Abelard refers to Heloise’s old and perpetual complaint against God, meaning his castration and their separation, and implores her to see it as a merciful blessing that freed them of their sins. He asks her to shed her bitterness if she truly wants to please him.
“I do not incur blame, I escape it. I deserve death and gain life. I am summoned and reprieved; I persist in crime and am pardoned against my will.”
Abelard reveals that he has come to view his castration as a just and merciful punishment and that the removal of his lust has enabled him to focus on improving himself and devoting himself fully to God. Unlike Heloise, he seems to have found some closure and moved on from the trauma, having found his calling as a philosopher monk.

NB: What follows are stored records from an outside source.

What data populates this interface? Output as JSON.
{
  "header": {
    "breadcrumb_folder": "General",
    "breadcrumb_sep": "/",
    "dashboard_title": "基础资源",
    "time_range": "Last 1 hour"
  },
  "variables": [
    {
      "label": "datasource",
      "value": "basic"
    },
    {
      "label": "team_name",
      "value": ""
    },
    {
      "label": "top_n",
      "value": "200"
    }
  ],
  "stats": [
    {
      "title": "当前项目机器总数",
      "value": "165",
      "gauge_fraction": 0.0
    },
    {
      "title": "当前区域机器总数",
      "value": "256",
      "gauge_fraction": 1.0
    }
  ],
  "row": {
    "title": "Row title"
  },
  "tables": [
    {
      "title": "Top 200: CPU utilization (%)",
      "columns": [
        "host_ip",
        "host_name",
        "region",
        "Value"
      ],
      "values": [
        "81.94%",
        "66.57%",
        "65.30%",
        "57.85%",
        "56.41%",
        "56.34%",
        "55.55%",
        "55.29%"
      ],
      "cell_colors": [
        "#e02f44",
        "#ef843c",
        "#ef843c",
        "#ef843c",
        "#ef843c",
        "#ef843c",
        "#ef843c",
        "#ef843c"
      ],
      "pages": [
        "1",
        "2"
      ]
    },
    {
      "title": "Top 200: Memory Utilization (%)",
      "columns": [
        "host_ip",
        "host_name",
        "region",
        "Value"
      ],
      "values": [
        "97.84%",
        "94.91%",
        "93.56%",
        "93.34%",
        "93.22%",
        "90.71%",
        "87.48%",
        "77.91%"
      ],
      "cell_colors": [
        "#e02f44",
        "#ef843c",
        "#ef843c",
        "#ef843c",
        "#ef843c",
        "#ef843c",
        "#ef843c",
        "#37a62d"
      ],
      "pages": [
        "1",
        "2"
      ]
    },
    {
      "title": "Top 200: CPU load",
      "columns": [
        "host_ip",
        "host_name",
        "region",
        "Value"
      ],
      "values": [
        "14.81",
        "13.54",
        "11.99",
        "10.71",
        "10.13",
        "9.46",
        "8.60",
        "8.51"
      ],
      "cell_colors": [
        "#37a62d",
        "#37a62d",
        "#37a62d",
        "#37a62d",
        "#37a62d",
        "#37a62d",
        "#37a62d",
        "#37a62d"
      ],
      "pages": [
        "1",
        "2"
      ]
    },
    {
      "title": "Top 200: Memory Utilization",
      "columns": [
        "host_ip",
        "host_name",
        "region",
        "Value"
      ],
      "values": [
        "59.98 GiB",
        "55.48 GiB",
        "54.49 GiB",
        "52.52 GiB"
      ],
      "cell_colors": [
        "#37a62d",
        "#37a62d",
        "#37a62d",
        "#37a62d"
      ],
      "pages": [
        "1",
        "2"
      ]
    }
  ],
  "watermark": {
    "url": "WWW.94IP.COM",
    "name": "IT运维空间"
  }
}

“Come too, my inseparable companion, and join me in thanksgiving, you who were made my partner both in guilt and in grace...See then, how greatly the Lord was concerned for us, as if he were reserving us for some great ends, and was indignant or grieved because our knowledge of letters, the talents which he had entrusted to us, were not being used to glorify his name…”
Abelard invites Heloise to follow his lead and reconsider her bitterness and indignation. Rather than blaming God, she should see that he was merciful and concerned for them. He reminds Heloise that they are both learned individuals and that God desires that they use these gifts to glorify him, an attempt to bolster and remind her of their cause.
“Through lack and need of this it is the practice today for men and women alike to be received into monasteries to profess the same Rule, and the same yoke of monastic ordinance is laid on the weaker sex as on the stronger.”
Rather than discussing their personal history, Heloise turns to asking Abelard for instructions on how the Paraclete community of nuns should conduct themselves and their daily lives. She notes that the monastic ordinance that they live under, the Benedictine Rule, is written for men and unsuitable for women, the weaker sex, and asks Abelard to prescribe a rule for them.
“Finally, if the sisters have no understanding of Scripture, how will they be able to instruct each other by word, or even to explain and understand the Rule, or correct false citations from it?”
Abelard reveals his thoughts on the education of the nuns, emphasizing his firm belief that they must work on comprehension when studying Scripture rather than simply memorizing and reciting words. Just as he did as a teacher to the monks of St. Denis, he emphasizes that understanding is crucial to belief.
“Heloise my sister, once dear to me in the world, now dearest to me in Christ, logic has made me hated by the world…I do not wish to be a philosopher if it means conflicting with Paul, nor to be an Aristotle if it cuts me off from Christ.”
This final confession of faith occurs amid Abelard’s condemnation for heresy by Pope Innocent II. Abelard explains that he has been accused of tainting the purity of the Christian faith by applying to it his knowledge of logic and philosophy. He reaffirms that this is baseless conjecture, that he places theology and the faith above philosophy and secular learning, and that he remains firm in his devotion to the faith.